A energia sobrenatural e personalidade múltipla do formato one-man band permanecem associados às suspeitas de um pacto mantido com o diabo. Habituada a encontrar um músico com um só instrumento nas mãos, a cultura popular tratou de mitificar os capazes de tocar simultaneamente guitarra, mini-bateria (bombo e pratos) e harmónica. Só o diabo pode estar por detrás de tal façanha. São icónicas as fotografias que situam o nosso Legendary Tiger Man entre mulheres-serpente e o vício de paredes encardidas, como quem aceita o inferno na terra para chegar à inspiração que se desdobra em Naked Blues ou Masquerade. Hasil Hadkins e Sterling “Mister Satan” Magee (do duo Satan and Adam) são outros dos ilustres da linhagem one-man band que também estiveram dispostos a esse sacrifício. Daniel Francis Boyle é a “banda de um homem só” que se segue.

O hábito não é de agora. Os relatos atestam que Daniel Francis Boyle era, desde há dez anos, presença inflamável em palco, quando munido precisamente por guitarra, bateria e uma voz que percorre estados como o verdadeiro pioneiro americano. Algum desse brio punk sente-se também em todas as oportunidades de que Daniel Francis Boyle usufrui para condensar os três Minutemen num só corpo: “Old Lives” e “Street Stress” podiam pertencer ao marco underground Double Nickels On the Dime (muito mais compreendido por quem viveu de perto o apogeu de Mike Watt e D. Boon). We Bet Our Money Money On You não se fica por aí. O segundo álbum de Boyle é também heterogéneo no espaço que oferece a diferentes inspirações: à vez, a canção vai sendo possuído pelos Beatles (“Send You Away”) e pelos grande senhores da balada de cabeceira (é esse o mérito de “Your Baby Is Speaking”). No final, depois de feitas as contas, é o cunho dos Minutemen aquele que mais pesa.

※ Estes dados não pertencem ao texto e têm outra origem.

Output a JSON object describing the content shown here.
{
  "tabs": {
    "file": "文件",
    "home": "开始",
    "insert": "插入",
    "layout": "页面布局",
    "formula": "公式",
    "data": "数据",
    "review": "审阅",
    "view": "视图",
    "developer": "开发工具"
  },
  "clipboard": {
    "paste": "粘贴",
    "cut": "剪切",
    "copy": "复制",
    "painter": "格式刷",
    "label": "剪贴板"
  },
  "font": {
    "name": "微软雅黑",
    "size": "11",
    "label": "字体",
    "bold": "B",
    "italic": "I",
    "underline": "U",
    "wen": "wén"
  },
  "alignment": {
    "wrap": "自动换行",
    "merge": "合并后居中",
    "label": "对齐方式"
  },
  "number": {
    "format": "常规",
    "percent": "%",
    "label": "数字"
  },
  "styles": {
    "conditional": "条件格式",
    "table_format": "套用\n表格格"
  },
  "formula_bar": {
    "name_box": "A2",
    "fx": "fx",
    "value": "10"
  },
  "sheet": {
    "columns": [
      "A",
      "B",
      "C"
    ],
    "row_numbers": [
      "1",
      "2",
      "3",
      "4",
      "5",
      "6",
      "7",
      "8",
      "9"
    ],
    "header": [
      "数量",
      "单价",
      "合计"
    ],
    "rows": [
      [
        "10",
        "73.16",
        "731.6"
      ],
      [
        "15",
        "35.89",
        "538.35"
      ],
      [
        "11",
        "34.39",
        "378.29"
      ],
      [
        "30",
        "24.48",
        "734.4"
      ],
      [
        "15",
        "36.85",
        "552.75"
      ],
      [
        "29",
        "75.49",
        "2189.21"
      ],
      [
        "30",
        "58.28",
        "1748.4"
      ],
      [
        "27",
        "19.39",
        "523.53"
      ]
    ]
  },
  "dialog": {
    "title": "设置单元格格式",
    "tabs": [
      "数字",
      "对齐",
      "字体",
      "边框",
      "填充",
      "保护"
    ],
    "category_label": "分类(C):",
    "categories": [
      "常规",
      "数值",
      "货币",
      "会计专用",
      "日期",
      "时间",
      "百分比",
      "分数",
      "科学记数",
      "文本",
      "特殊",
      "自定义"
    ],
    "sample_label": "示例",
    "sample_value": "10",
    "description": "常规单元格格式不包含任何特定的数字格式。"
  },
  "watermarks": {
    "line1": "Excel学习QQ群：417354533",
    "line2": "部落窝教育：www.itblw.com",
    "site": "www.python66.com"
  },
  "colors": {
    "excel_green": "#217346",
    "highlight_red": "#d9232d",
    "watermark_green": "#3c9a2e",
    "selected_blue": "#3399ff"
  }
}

Ainda assim, é pena que nem tudo cole, e é essa inconsistência que aprisiona We Bet Our Money On You na divisão dos álbuns com um pé no mal-amanhado terreno da “demo” e outro no altar da canção mais polida. Supõe-se que o rendimento de tudo isto em palco seja capaz de provocar outro espanto. O diabo e Daniel terão de aperfeiçoar a sua sintonia num próximo disco.